Club secretary James Bond told an open meeting tonight it became apparent towards the end of last season they would be unable to continue in their present condition.
"We have appealed many times for sponsorship and support, but nobody will put their hands in their pockets.
"The Park Hall stadium is in a poor state, attendances are dwindling and the club could be closed down by one of its creditors at any moment - our debts can only be cleared by the merger.
"Nor are we attracting young people to Park Hall and eventually we will have no support," Bond told the meeting.
He said the Club's board had taken a blank sheet of paper and considered various options, including dropping into the Cymru Alliance or returning to the English pyramid, probably in a 'village' league.
"The TNS merger option was head and shoulders above the rest," he said.
"They have financial backing and a firm basis to continue playing at a higher level.
"It is an exciting prospect and there is no way I would sell Oswestry Town down the river," said Bond.
Some of the 80 or so supporters at the meeting were vocal in their condemnation of the merger, including shareholder Mike Clarke, who said he first heard of the plan through the media.
Others called for the word 'Oswestry' to be incorporated into the new club's name.
However, TNS owner Mike Harris was adamant that the merged club would be called Total Network Solutions.
"We will be investing around 120,000 a year in the merged club," Harris said, "and there is no way my company's board would agree to this with a different name.

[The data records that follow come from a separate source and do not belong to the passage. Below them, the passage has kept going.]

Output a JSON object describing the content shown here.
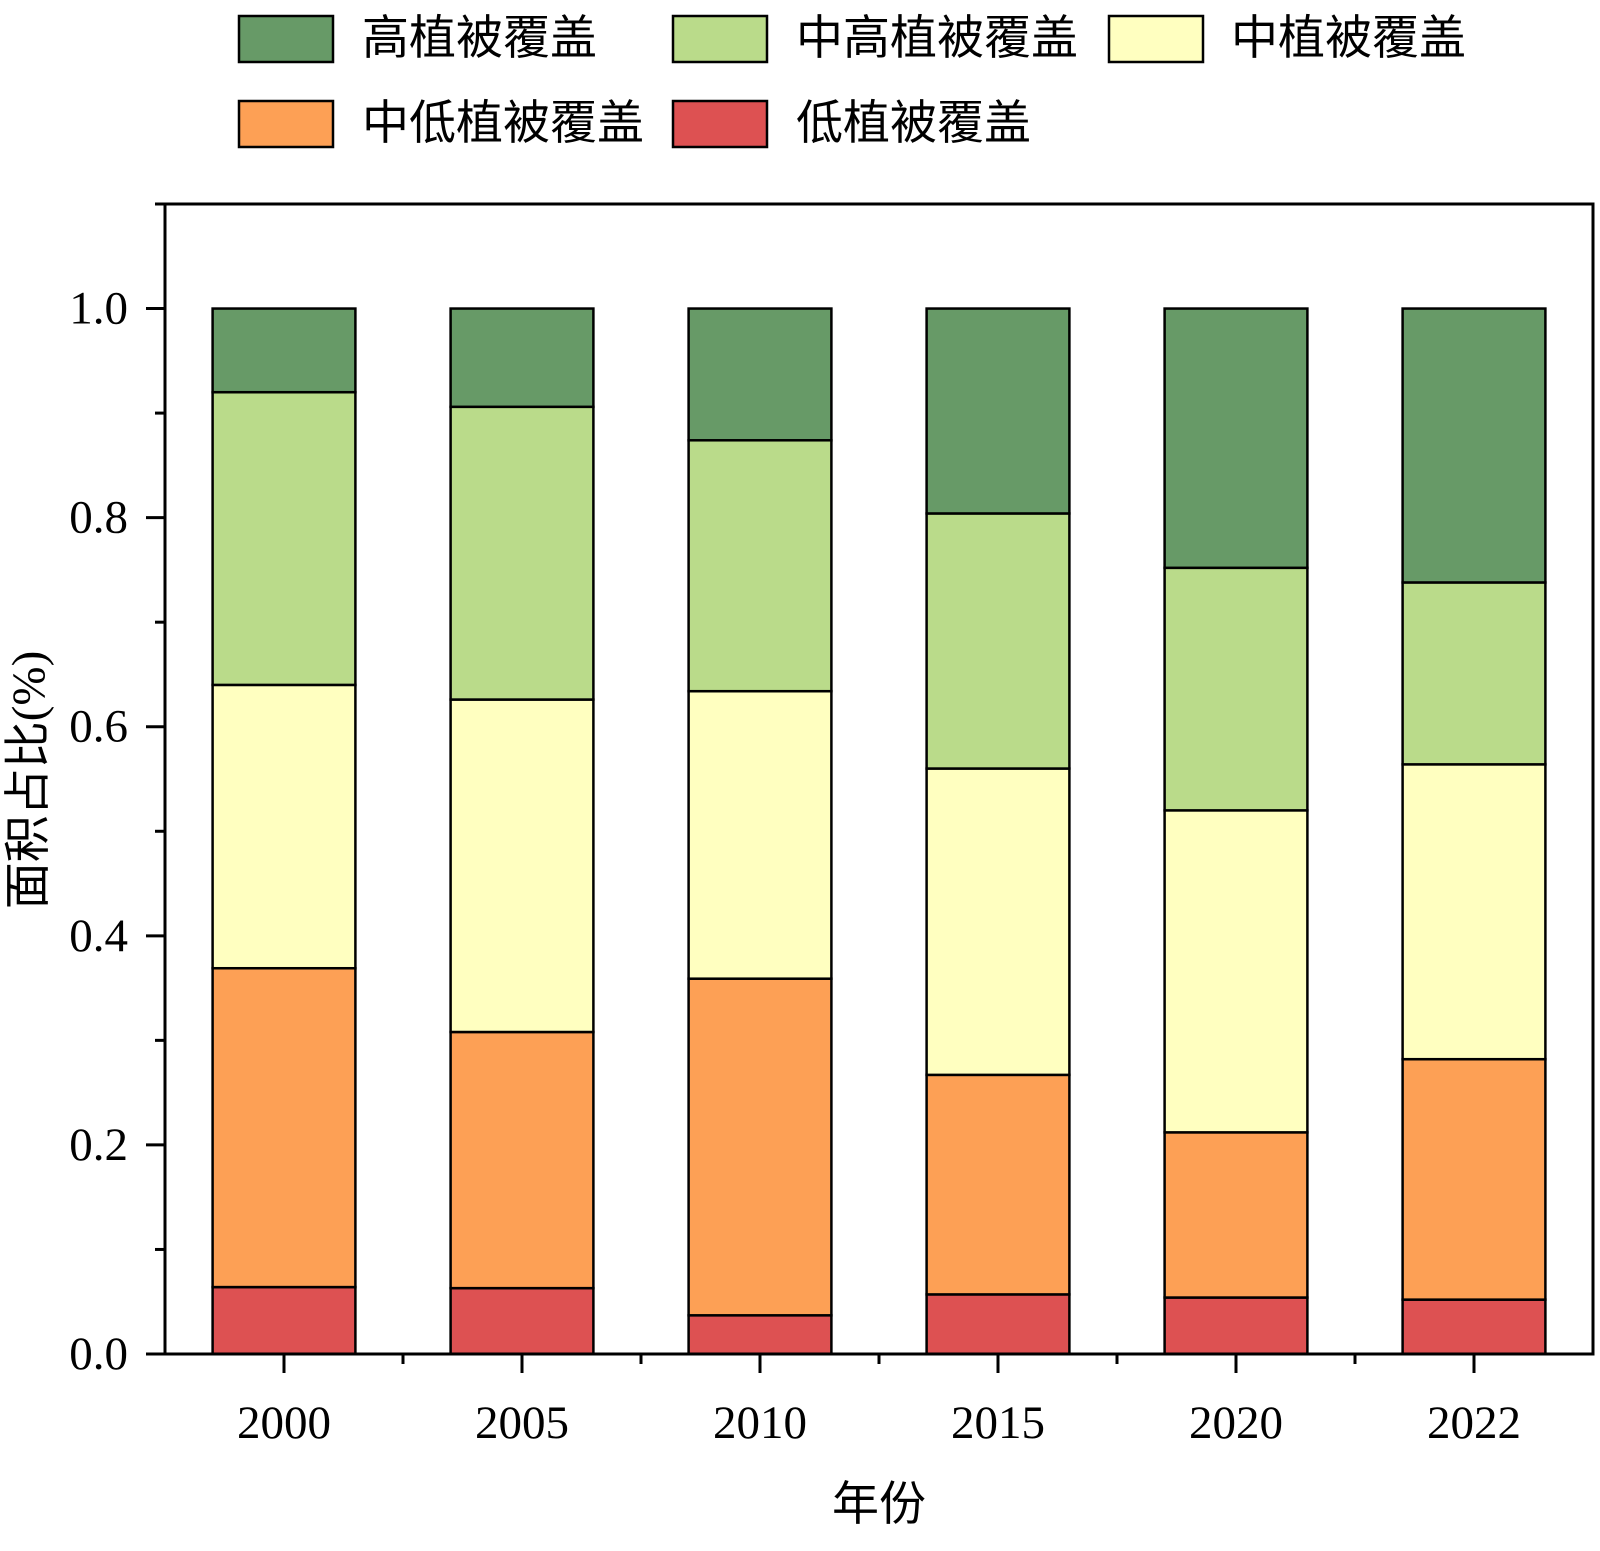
{
  "chart_data": {
    "type": "bar",
    "stacked": true,
    "title": "",
    "xlabel": "年份",
    "ylabel": "面积占比(%)",
    "categories": [
      "2000",
      "2005",
      "2010",
      "2015",
      "2020",
      "2022"
    ],
    "ylim": [
      0,
      1.1
    ],
    "ytick_labels": [
      "0.0",
      "0.2",
      "0.4",
      "0.6",
      "0.8",
      "1.0"
    ],
    "yminor_step": 0.1,
    "grid": false,
    "legend_position": "top",
    "series": [
      {
        "name": "低植被覆盖",
        "color": "#dd5152",
        "values": [
          0.064,
          0.063,
          0.037,
          0.057,
          0.054,
          0.052
        ]
      },
      {
        "name": "中低植被覆盖",
        "color": "#fda055",
        "values": [
          0.305,
          0.245,
          0.322,
          0.21,
          0.158,
          0.23
        ]
      },
      {
        "name": "中植被覆盖",
        "color": "#ffffc0",
        "values": [
          0.271,
          0.318,
          0.275,
          0.293,
          0.308,
          0.282
        ]
      },
      {
        "name": "中高植被覆盖",
        "color": "#badb8a",
        "values": [
          0.28,
          0.28,
          0.24,
          0.244,
          0.232,
          0.174
        ]
      },
      {
        "name": "高植被覆盖",
        "color": "#679a67",
        "values": [
          0.08,
          0.094,
          0.126,
          0.196,
          0.248,
          0.262
        ]
      }
    ]
  }
}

It is part of the company's strategic marketing policy."
Harris said that UEFA ground criteria, which would apply from 2004/5, would require investment by individual clubs in excess of 150,000 and it would not be viable to invest this amount in Llansantffraid, with a population of less than 1,000.
"If the Oswestry merger does not go through, there are other options," he said. "A stadium could be built elsewhere within mid-Wales, for example in Welshpool."
Alternatively, Harris said TNS would consider appealing to European authorities, that preventing a football club in Llansantffraid from being based outside a border just three miles away was restraint of trade and against EU law.
Whether or not the Oswestry/TNS merger goes ahead, Harris predicted that the Football Association of Wales would use the UEFA ground criteria to 'cull' the Welsh Premier to as few as eight clubs.
By the end of the meeting, many Town fans appeared ready to accept the inevitable.
Reg Mason, who is also president of the Shropshire Football Association, said "The merger plan is pennies from heaven; we should be grateful and wholeheartedly behind Mike Harris."
Another supporter seemed to sum up the mood of many when he said: "History is important, but so is the future and I would rather have a football club in Oswestry called Total Network Solutions than no club at all."
The merger plan will now go to the FAW for approval, before being voted on by Oswestry Town shareholders.